Essen in der Mensa: Gemeinschaftserlebnis und Ernährungsbildung : Datum: Autor: Autor/in: Stephan Lüke

Schulverpflegung ist mehr als essen. Darin waren sich die Teilnehmerinnen und Teilnehmer am 7. Deutschen Kongress Schulverpflegung am 25. Oktober in Bad Kreuznach einig. Ebenso einhellig die Meinung: Die Qualität des Schulessens lässt vielfach sehr zu wünschen übrig.

Olaf schaute am Freitag unglücklich. Der Schüler des Gymnasiums am Römerkastell in Bad Kreuznach musste ebenso wie seine Schulfreunde auf das gewohnte Mittagsessen verzichten. Dort, wo sich sonst täglich 500 Schülerinnen und Schüler einfinden, um gesund, abwechslungsreich und in Gemeinschaft zu essen, tagten nun auf Einladung des Deutschen Netzwerks Schulverpflegung e.V. Menschen, die sich ernsthafte Gedanken, mitunter auch Sorgen um die Qualität der Speisen in deutschen Schulen machen.  Nach kurzem „Grummeln“ gönnte Olaf den ungewohnten Gästen ihr Speiseerlebnis. „Genießen Sie es, es ist wirklich klasse“, strahlte er und meinte: „Kein Wunder bei dem Caterer.“

Der so Gerühmte ist Sternekoch Johann Lafer. Er eröffnete 2012 am Gymnasium im Römerkastell seine erste Schulmensa: food@education. Der Titel ist mit  Bedacht gewählt. Denn Lafer, aber auch die Kongressteilnehmerinnen und -teilnehmer betonten: Schulverpflegung ist mehr als essen. Es ist Ernährungs- und Gesundheitserziehung, hat einen hohen sozialen Stellenwert und vermittelt nicht zuletzt Werte – wie den Umgang mit der Natur, mit Lebensmitteln und Tieren. Gleich zum Auftakt bedauerte der Vorsitzende des gastgebenden Vereins, Dr. Michael Polster, dass es bei der bundesweiten Diskussion ums Schulessen viel zu stark um die Finanzierung und viel zu wenig um den Nutzen einer gesunden Ernährung gehe. Die zentrale Forderung seiner Initiative stellte er voran: „Die Teilnahme am Essen in der Schule sollte kostenlos sein.“

Schulverpflegung, eine Investition in die Zukunft

Dass dies durchaus für einen Staat und die Kommunen möglich ist, wenn man den Wert erkenne, bestätigte ihm im Laufe des Tages Anna Hakala. Die zweite Botschaftsrätin der Botschaft von Finnland in Berlin schilderte, dass in ihrer Heimat das Schulessen für die heute rund 900.000 Schülerinnen und Schüler sowie Studierenden selbstverständlich kostenfrei serviert wird. Sie erinnerte an die Tradition des Landes mit zum Teil sehr weiten Schulwegen und steigender Berufstätigkeit der Frauen.

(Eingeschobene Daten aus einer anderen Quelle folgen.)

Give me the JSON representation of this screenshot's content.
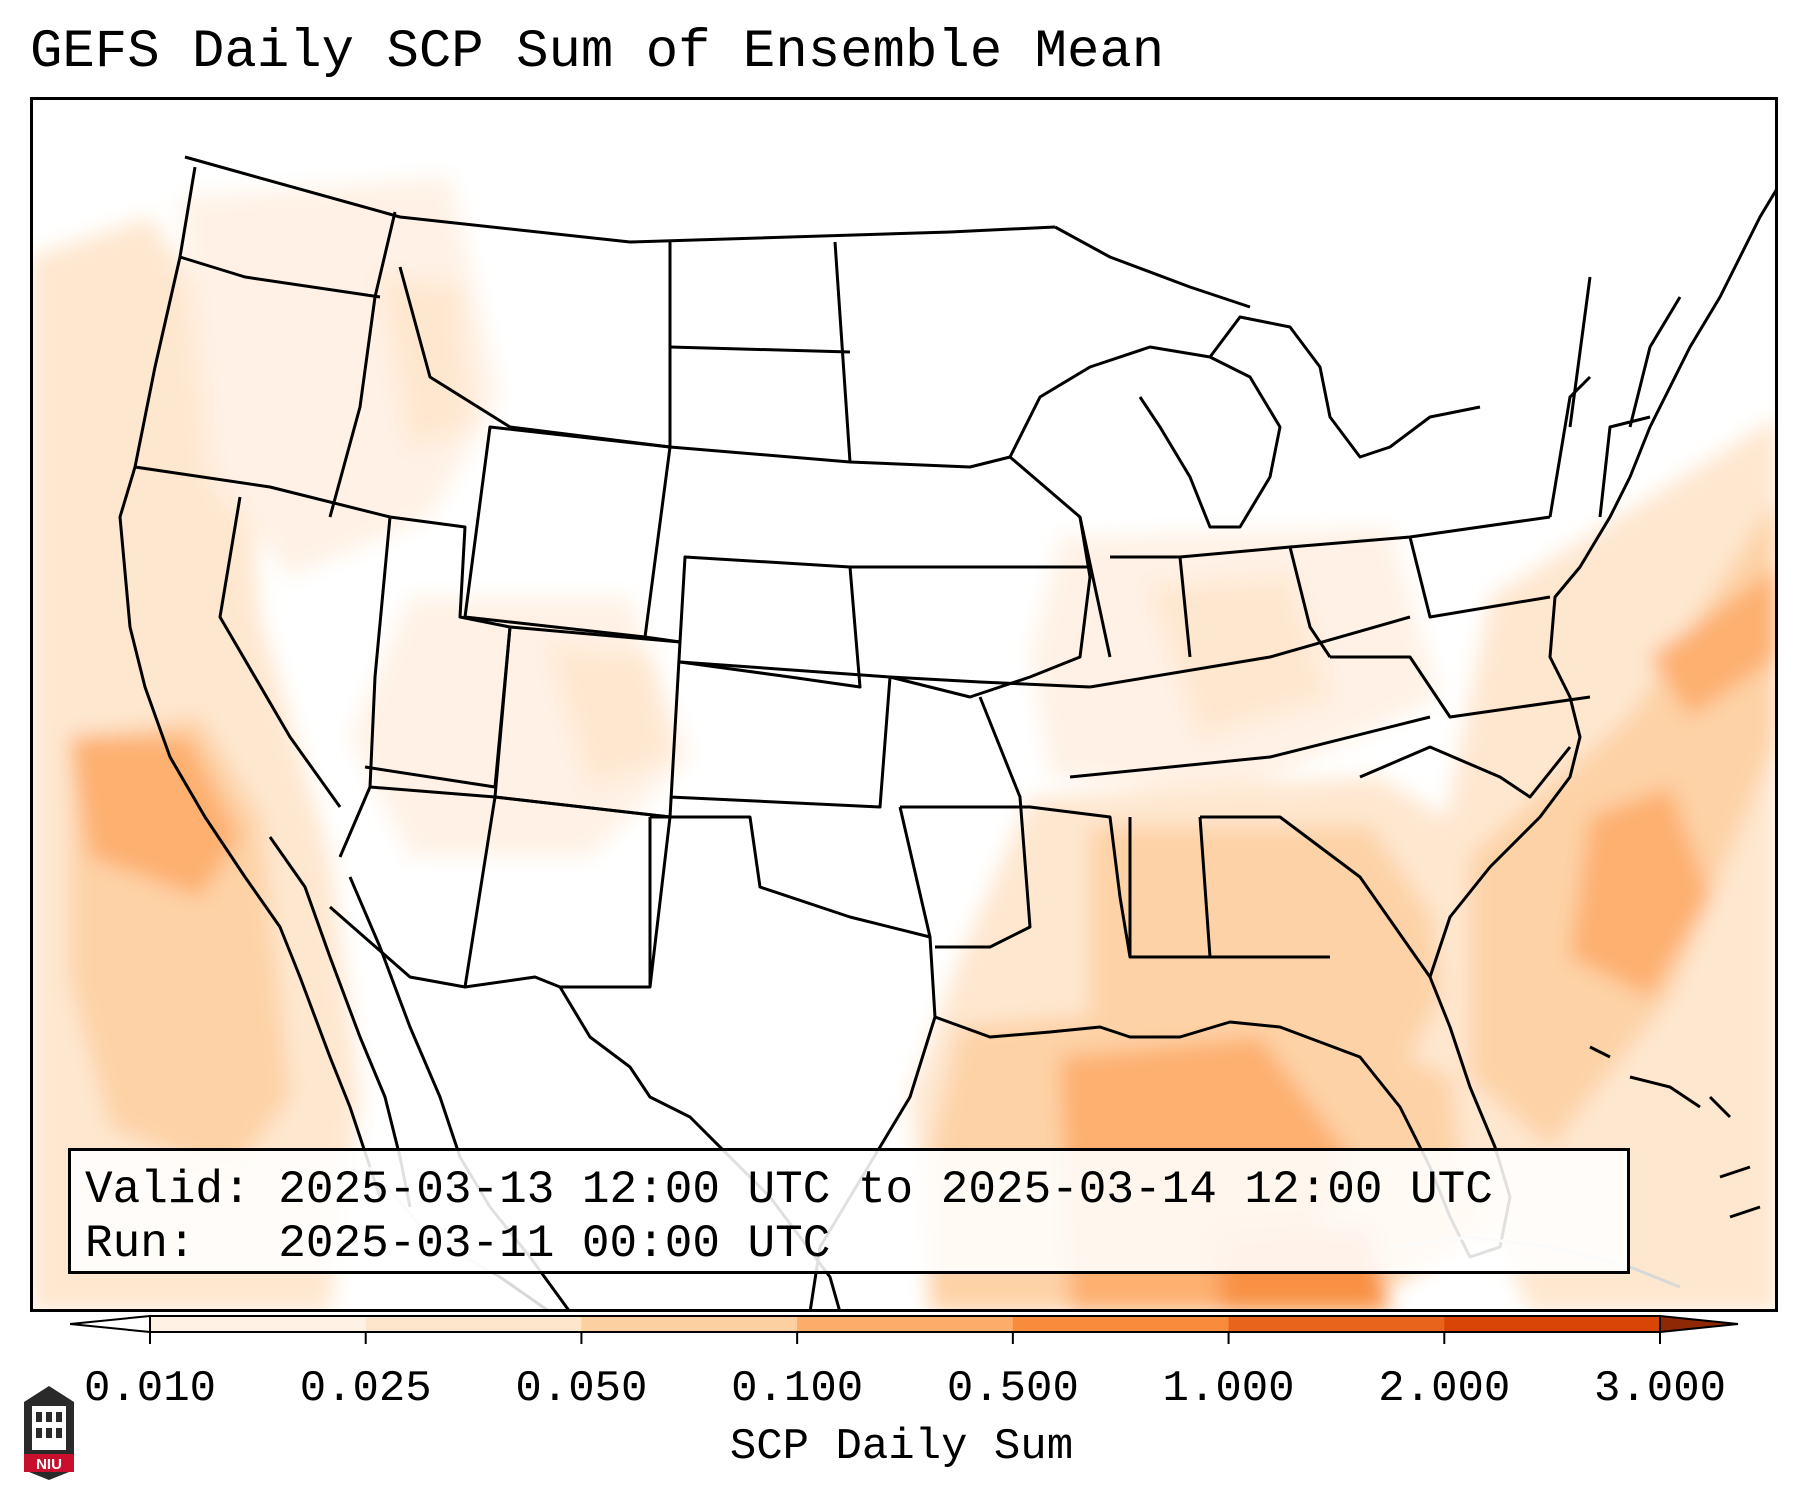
{
  "title": "GEFS Daily SCP Sum of Ensemble Mean",
  "info_box": {
    "valid_label": "Valid:",
    "valid_value": "2025-03-13 12:00 UTC to 2025-03-14 12:00 UTC",
    "run_label": "Run:",
    "run_value": "2025-03-11 00:00 UTC"
  },
  "colorbar": {
    "label": "SCP Daily Sum",
    "ticks": [
      "0.010",
      "0.025",
      "0.050",
      "0.100",
      "0.500",
      "1.000",
      "2.000",
      "3.000"
    ],
    "colors": [
      "#fff1e4",
      "#fee6cd",
      "#fdd0a2",
      "#fdac69",
      "#f88c3b",
      "#e8631c",
      "#d84506",
      "#b33103"
    ],
    "under_color": "#ffffff",
    "over_color": "#8f2804"
  },
  "map": {
    "field": "SCP Daily Sum",
    "regions": [
      {
        "name": "Gulf of Mexico / Deep South",
        "level": "0.050-0.500"
      },
      {
        "name": "Western Atlantic off Southeast coast",
        "level": "0.050-0.500"
      },
      {
        "name": "Pacific off California",
        "level": "0.025-0.100"
      },
      {
        "name": "Ohio Valley / Midwest",
        "level": "0.010-0.050"
      }
    ]
  },
  "logo": {
    "text": "NIU"
  }
}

Vor allem aber wisse man doch, dass gutes Schulessen zum Wohlbefinden beitrage, die Energie für Leistung steigere und man so außerdem die Erziehung und Ernährungspädagogik unterstütze. „Schulverpflegung ist eine Investition in die Zukunft, die später auch zu Ersparnissen führt“, betonte sie. Sechs Prozent der Kosten für die Grundausbildung eines jungen Menschen, die Staat und Kommunen aufbrächten, flössen daher in die Schulverpflegung.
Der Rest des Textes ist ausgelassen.